Brutal Texas Drought Even Worse

Drought Us Ag
A field dried out from the 2011 drought. Credit: USDA.

In 2011, Texas experienced one of its worst droughts ever. The dry, parched conditions caused over $7 billion in crop and livestock losses, sparked wildfires, pushed power grids to the limit, and reduced reservoirs to dangerously low levels.

And according to a recent study led by the Jackson School of Geosciences, the drought was worse than previously thought.

Figure Drought 2
Drought area and severity in Texas from 2010 to 2013 as determined by the U.S. drought monitor (bottom) and an updated model (top). Credit: Weijing Chen et al.

The study, published in the Journal of Hydrology, incorporated additional soil moisture-related data from gravity and microwave sensors on satellites into a land surface model used by scientists to determine the severity of droughts.
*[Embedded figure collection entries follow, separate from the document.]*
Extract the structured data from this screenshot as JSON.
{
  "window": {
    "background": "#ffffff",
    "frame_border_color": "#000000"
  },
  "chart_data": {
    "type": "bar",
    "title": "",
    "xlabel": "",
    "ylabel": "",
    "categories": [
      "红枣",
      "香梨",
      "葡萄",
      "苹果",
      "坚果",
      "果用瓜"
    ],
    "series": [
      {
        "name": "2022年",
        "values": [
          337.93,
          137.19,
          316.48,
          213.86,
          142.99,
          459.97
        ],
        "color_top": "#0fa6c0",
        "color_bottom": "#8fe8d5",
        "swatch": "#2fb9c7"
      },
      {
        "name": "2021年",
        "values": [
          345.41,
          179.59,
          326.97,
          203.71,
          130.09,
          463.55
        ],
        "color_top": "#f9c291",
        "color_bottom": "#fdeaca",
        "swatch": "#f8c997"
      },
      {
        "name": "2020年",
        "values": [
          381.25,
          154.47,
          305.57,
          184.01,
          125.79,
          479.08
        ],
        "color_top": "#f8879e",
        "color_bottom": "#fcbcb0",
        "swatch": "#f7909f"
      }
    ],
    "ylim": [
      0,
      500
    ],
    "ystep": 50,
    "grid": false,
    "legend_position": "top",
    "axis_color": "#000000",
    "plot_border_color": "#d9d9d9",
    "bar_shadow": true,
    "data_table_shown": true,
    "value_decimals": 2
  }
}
According to the updated model simulation, severe drought was more widespread and longer lasting than judged by the U.S. Drought Monitor, which is the current standard for designating drought across the United States.

“The development of technology has allowed us to gain more real-time observation, and this observation can more accurately reflect the ground conditions,” said Weijing Chen, the study’s lead author and a postdoctoral researcher at the Jackson School.
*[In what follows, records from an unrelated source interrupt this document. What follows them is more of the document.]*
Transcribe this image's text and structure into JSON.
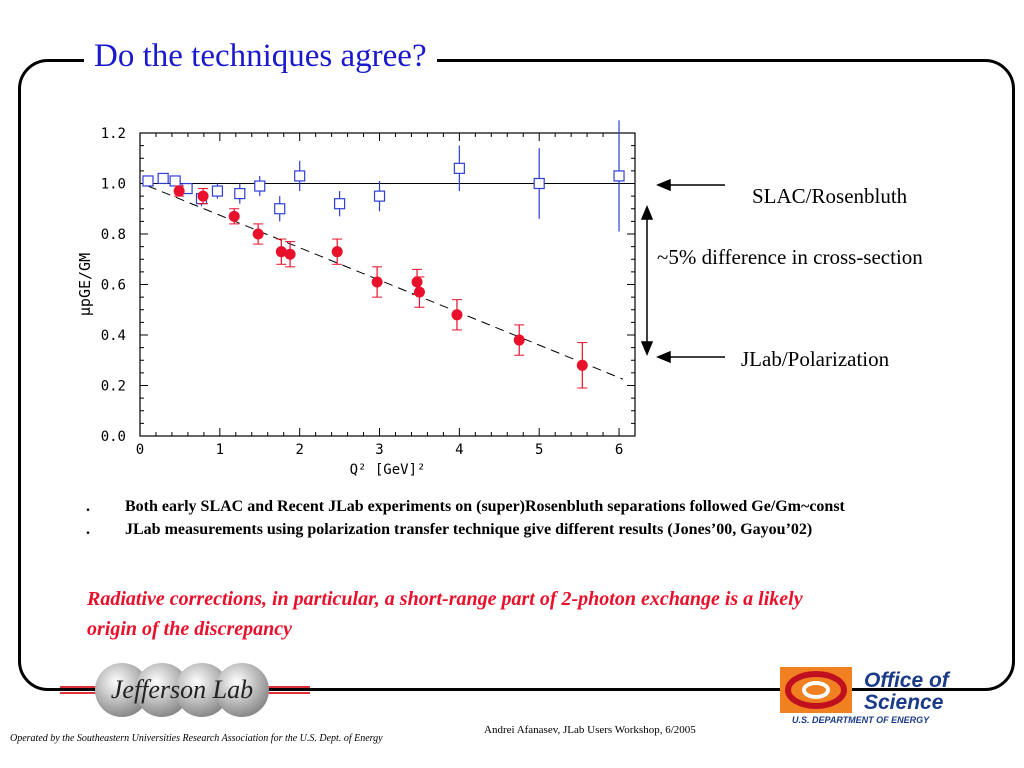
{
  "slide": {
    "title": "Do the techniques agree?",
    "annotations": {
      "slac": "SLAC/Rosenbluth",
      "difference": "~5% difference in cross-section",
      "jlab": "JLab/Polarization"
    },
    "bullets": [
      {
        "mark": ".",
        "text": "Both early SLAC and Recent JLab experiments on (super)Rosenbluth separations followed Ge/Gm~const"
      },
      {
        "mark": ".",
        "text": "JLab measurements using polarization transfer technique give different results (Jones’00, Gayou’02)"
      }
    ],
    "conclusion": "Radiative corrections, in particular, a short-range part of 2-photon exchange is a likely origin of the discrepancy",
    "footer_left": "Operated by the Southeastern Universities Research Association for the U.S. Dept. of Energy",
    "footer_right": "Andrei Afanasev, JLab Users Workshop, 6/2005",
    "logos": {
      "jlab": "Jefferson Lab",
      "science_line1": "Office of",
      "science_line2": "Science",
      "science_line3": "U.S. DEPARTMENT OF ENERGY"
    }
  },
  "colors": {
    "title": "#1a1acc",
    "rosenbluth": "#2e3fd6",
    "polarization": "#e8102a"
  },
  "chart_data": {
    "type": "scatter",
    "xlim": [
      0,
      6.2
    ],
    "ylim": [
      0,
      1.2
    ],
    "xticks": [
      0,
      1,
      2,
      3,
      4,
      5,
      6
    ],
    "yticks": [
      0.0,
      0.2,
      0.4,
      0.6,
      0.8,
      1.0,
      1.2
    ],
    "xlabel": "Q² [GeV]²",
    "ylabel": "μpGE/GM",
    "series": [
      {
        "marker": "open-square",
        "color": "#2e3fd6",
        "x": [
          0.1,
          0.29,
          0.44,
          0.59,
          0.77,
          0.97,
          1.25,
          1.5,
          1.75,
          2.0,
          2.5,
          3.0,
          4.0,
          5.0,
          6.0
        ],
        "y": [
          1.01,
          1.02,
          1.01,
          0.98,
          0.94,
          0.97,
          0.96,
          0.99,
          0.9,
          1.03,
          0.92,
          0.95,
          1.06,
          1.0,
          1.03
        ],
        "err": [
          0.01,
          0.015,
          0.02,
          0.02,
          0.03,
          0.03,
          0.04,
          0.04,
          0.05,
          0.06,
          0.05,
          0.06,
          0.09,
          0.14,
          0.22
        ]
      },
      {
        "marker": "filled-circle",
        "color": "#e8102a",
        "x": [
          0.49,
          0.79,
          1.18,
          1.48,
          1.77,
          1.88,
          2.47,
          2.97,
          3.47,
          3.5,
          3.97,
          4.75,
          5.54
        ],
        "y": [
          0.97,
          0.95,
          0.87,
          0.8,
          0.73,
          0.72,
          0.73,
          0.61,
          0.61,
          0.57,
          0.48,
          0.38,
          0.28
        ],
        "err": [
          0.02,
          0.03,
          0.03,
          0.04,
          0.05,
          0.05,
          0.05,
          0.06,
          0.05,
          0.06,
          0.06,
          0.06,
          0.09
        ]
      }
    ],
    "reference_lines": [
      {
        "style": "solid",
        "x": [
          0,
          6.2
        ],
        "y": [
          1.0,
          1.0
        ]
      },
      {
        "style": "dashed",
        "x": [
          0.1,
          6.05
        ],
        "y": [
          0.99,
          0.225
        ]
      }
    ],
    "grid": false
  }
}
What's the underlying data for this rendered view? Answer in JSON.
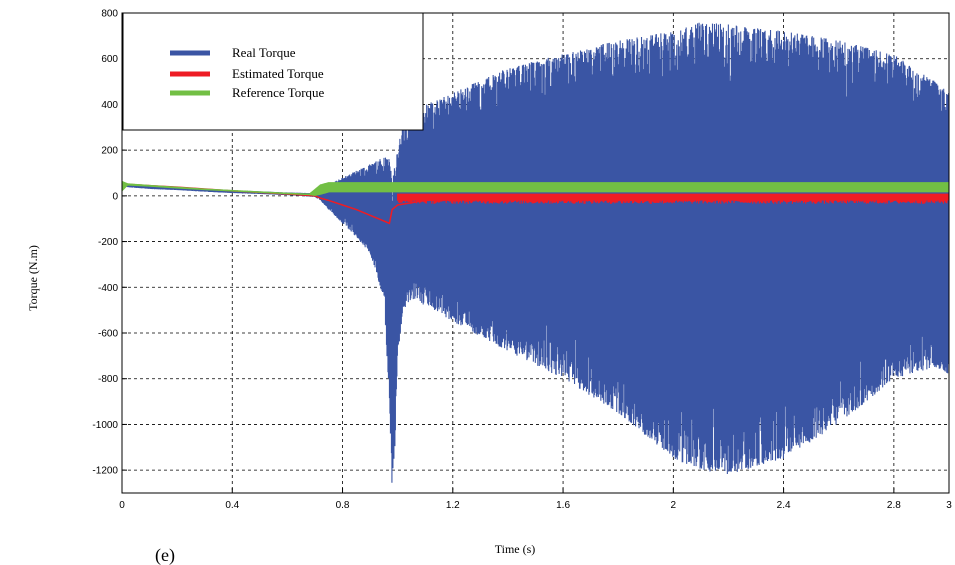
{
  "panel_label": "(e)",
  "chart_data": {
    "type": "line",
    "xlabel": "Time (s)",
    "ylabel": "Torque  (N.m)",
    "xlim": [
      0,
      3
    ],
    "ylim": [
      -1300,
      800
    ],
    "x_ticks": [
      0,
      0.4,
      0.8,
      1.2,
      1.6,
      2,
      2.4,
      2.8,
      3
    ],
    "x_tick_labels": [
      "0",
      "0.4",
      "0.8",
      "1.2",
      "1.6",
      "2",
      "2.4",
      "2.8",
      "3"
    ],
    "y_ticks": [
      800,
      600,
      400,
      200,
      0,
      -200,
      -400,
      -600,
      -800,
      -1000,
      -1200
    ],
    "y_tick_labels": [
      "800",
      "600",
      "400",
      "200",
      "0",
      "-200",
      "-400",
      "-600",
      "-800",
      "-1000",
      "-1200"
    ],
    "grid": true,
    "legend_position": "top-left",
    "series": [
      {
        "name": "Real Torque",
        "color": "#3a55a4",
        "style": "band",
        "x": [
          0,
          0.05,
          0.1,
          0.2,
          0.3,
          0.4,
          0.5,
          0.6,
          0.7,
          0.72,
          0.75,
          0.8,
          0.85,
          0.9,
          0.95,
          0.97,
          0.98,
          0.99,
          1.0,
          1.02,
          1.05,
          1.1,
          1.2,
          1.4,
          1.6,
          1.8,
          2.0,
          2.1,
          2.2,
          2.4,
          2.6,
          2.8,
          2.95,
          3.0
        ],
        "upper": [
          55,
          50,
          45,
          38,
          30,
          25,
          20,
          15,
          12,
          30,
          50,
          80,
          110,
          140,
          170,
          160,
          80,
          140,
          220,
          300,
          380,
          400,
          450,
          560,
          620,
          680,
          720,
          760,
          750,
          720,
          680,
          620,
          500,
          450
        ],
        "lower": [
          40,
          35,
          30,
          25,
          18,
          12,
          8,
          3,
          -5,
          -20,
          -60,
          -120,
          -180,
          -250,
          -450,
          -900,
          -1290,
          -1100,
          -700,
          -500,
          -450,
          -480,
          -550,
          -680,
          -800,
          -950,
          -1150,
          -1200,
          -1220,
          -1150,
          -1000,
          -800,
          -750,
          -780
        ]
      },
      {
        "name": "Estimated Torque",
        "color": "#ee1c24",
        "style": "line",
        "x": [
          0,
          0.1,
          0.2,
          0.3,
          0.4,
          0.5,
          0.6,
          0.7,
          0.72,
          0.75,
          0.8,
          0.85,
          0.9,
          0.95,
          0.97,
          0.98,
          1.0,
          1.05,
          1.1,
          1.3,
          1.6,
          2.0,
          2.4,
          2.8,
          3.0
        ],
        "y": [
          52,
          45,
          38,
          30,
          22,
          15,
          8,
          0,
          -10,
          -20,
          -40,
          -60,
          -85,
          -110,
          -120,
          -60,
          -40,
          -30,
          -20,
          -15,
          -15,
          -15,
          -15,
          -15,
          -15
        ],
        "band_after": 1.0,
        "band_upper": 10,
        "band_lower": -35
      },
      {
        "name": "Reference Torque",
        "color": "#72bf44",
        "style": "band",
        "x": [
          0,
          0.02,
          0.1,
          0.2,
          0.3,
          0.4,
          0.5,
          0.6,
          0.68,
          0.7,
          0.72,
          0.75,
          3.0
        ],
        "upper": [
          65,
          55,
          48,
          40,
          32,
          26,
          20,
          14,
          10,
          30,
          50,
          60,
          60
        ],
        "lower": [
          20,
          45,
          40,
          32,
          25,
          19,
          13,
          7,
          3,
          0,
          5,
          15,
          15
        ]
      }
    ]
  }
}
Even though the 2011 drought is now a decade gone, the results are important because they show that incorporating new sources of data related to soil moisture into an existing land surface model can more accurately predict the severity and impact of droughts. Soil moisture is one of the most important factors when it comes to a drought’s impact on agricultural production.

The researchers said that developing methods for better understanding droughts is important to Texas as policymakers try to determine how the state’s water resources will be affected by climate change and population growth.

“Using measurements from space is a clever way to be able to more realistically detect and monitor droughts,” said co-author Zong-Liang Yang, a professor in the Department of Geological Sciences.